Nous pouvons faire l’aumône pour que le mendiant qui nous sollicite ne nous importune plus. Nous pouvons le faire par intérêt, parce que notre aumône est déductible des impôts. Ou parce qu’il s’agit d’une bonne publicité pour notre produit. Nous pouvons donner pour sentir que nous sommes bons, ou pour que d’autres voient que nous sommes bons.
Après tout, c'est déjà mieux que rien. Dans ce cas, tant mieux si des personnes aident, même dans leur propre intérêt, cela serait pire encore s’ils ne le faisaient pas.
 
Nous pouvons aussi faire l’aumône parce que notre nature humaine est naturellement bonne et que nous ne supportons pas de voir quelqu’un souffrir. Nous pouvons faire l’aumône par amour du prochain et par amour de Dieu, comme nous demandaient nos mendiants il n’y a pas si longtemps : « pour l’amour de Dieu».
 
L'histoire de Saint Martin Caballero, évêque de Tours, est un exemple de charité chrétienne : un soldat romain, pris de pitié pour un mendiant qui se meurt de froid, lui donne la moitié de son manteau. La nuit, il voit en songe le Christ vêtu de la moitié de son manteau et qui dit: « Martin m'a donné son manteau ». Jésus nous enseigne que c’est Lui que nous secourons quand nous faisons œuvre de miséricorde.
 
Disciples de Jésus, nous sommes invités à faire l'aumône autant que nous sommes invités à aimer notre prochain pour qui, à l'exemple du Christ lui-même, nous devrions être prêts à donner jusqu’à notre vie.
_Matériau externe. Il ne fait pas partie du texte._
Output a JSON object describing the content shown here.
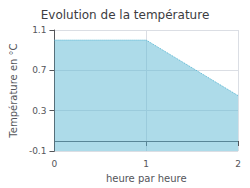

La situation dans nos grandes villes a dépersonnalisé même les mendiants : on ne les connaît  plus, on se méfie de leurs besoins, soupçonnant chacun d’eux d’être un voleur. La ville nous a déshumanisés. Nous préférons souvent, du coup, apporter notre aide indirectement, par l'intermédiaire d'une institution qui s’occupe de la promotion des plus défavorisés, comme le Téléthon, la Croix-Rouge et Caritas.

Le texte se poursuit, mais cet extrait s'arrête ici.